UCL’s approach to strategic planning
We do not start with an empty slate. UCL has adopted and implemented three successive strategic plans in the past eight years:
- Designing a 10-year strategy for UCL: the White Paper was adopted by the Council in July 2004, following the publication of a Provost’s Green Paper in February that year. Amongst other things, it committed us to consolidation of our academic activities, to recalibrating the numbers of UK-EU undergraduate students in accordance with the Government’s student numbers control, to an increase in international and postgraduate student numbers but with no relaxation of admissions criteria, to modest and planned growth, to the upward revision of the minimum entry score, to a process of financial planning, to external-led reviews of all major areas of activity in the run-up to the next Research Assessment Exercise, to reviews of teaching and learning and promotions criteria, to launching a major fundraising campaign, to raising UCL’s profile nationally and internationally and to pursuing a global vision.
- The Council’s White Paper One Year On (2005) was a review of the implementation of the 2004 White Paper, and included proposals for the UCL Regeneration Programme for managing an overall reduction in staffing.

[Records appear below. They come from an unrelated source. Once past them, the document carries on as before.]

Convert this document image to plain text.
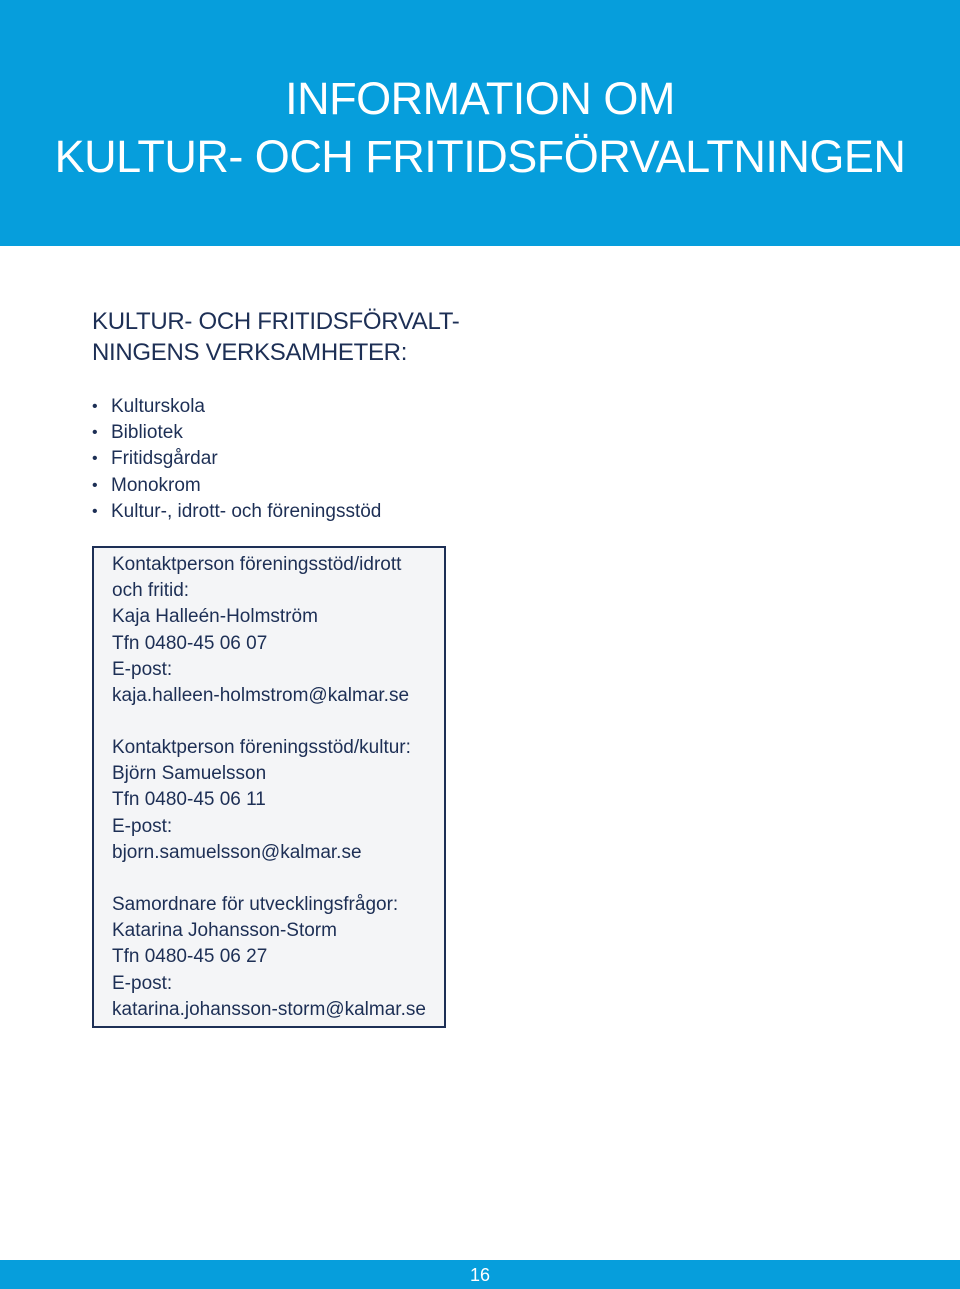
INFORMATION OM
KULTUR- OCH FRITIDSFÖRVALTNINGEN
KULTUR- OCH FRITIDSFÖRVALT-
NINGENS VERKSAMHETER:
• Kulturskola
• Bibliotek
• Fritidsgårdar
• Monokrom
• Kultur-, idrott- och föreningsstöd
Kontaktperson föreningsstöd/idrott
och fritid:
Kaja Halleén-Holmström
Tfn 0480-45 06 07
E-post:
kaja.halleen-holmstrom@kalmar.se
Kontaktperson föreningsstöd/kultur:
Björn Samuelsson
Tfn 0480-45 06 11
E-post:
bjorn.samuelsson@kalmar.se
Samordnare för utvecklingsfrågor:
Katarina Johansson-Storm
Tfn 0480-45 06 27
E-post:
katarina.johansson-storm@kalmar.se
16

- Modernising UCL: The Council’s White Paper 2007–2012 (again preceded by a Provost’s Green Paper) committed us to several initiatives, including: the grouping of Faculties into Schools to enable further devolution of functions from the centre, the introduction of a Common Timetable, the development of a liberal arts-type undergraduate programme and the introduction of a modern languages qualification for undergraduates, improvements in information systems, the development of a research strategy and an enterprise strategy, the setting up of an Academy in Camden and further investment in the estate, including particularly improvements to the public realm.
The strategies of the Council’s previous White Papers have been successfully pursued and the processes they introduced for the modernisation of UCL will continue. Fresh strategies have recently been launched in areas such as research, enterprise and for the upgrading and rationalisation of the Bloomsbury Estate. Work is therefore already well advanced under most of the chapter headings of this White Paper.
This strategy is not comprehensive. UCL is so complex an organisation, and its activities so extensive and intermingled, that strategy has necessarily to be developed and expressed in relatively aspirational and abstract terms. The role of this White Paper is to propose a direction of travel, building on work that is already in progress in anticipation of the funding reforms, and to be developed in consultation with those affected by it. It is focused on aims, principles, commitments and processes. It will be followed by more detailed implementation plans. Ten years is a long period for planning, and the proposals need to be sufficiently flexible to provide a framework that is capable of adaptation to reflect changes in circumstances.
Yet it is a more ambitious and comprehensive paper than the previous White Papers, for two reasons: first, significant foundations have been built upon and much has been achieved in the last decade; second, the external environment has changed dramatically.
Some of the proposals may prove contentious, and several provoked differences of opinion during the consultation process on the Provost’s Green Paper. None of them will work unless there is sufficient buy-in on the part of all actors, and in particular the staff whose enthusiasm is essential for them to be implemented. Topdown prescription seldom works in any community, let alone in an open and critical institution such as UCL.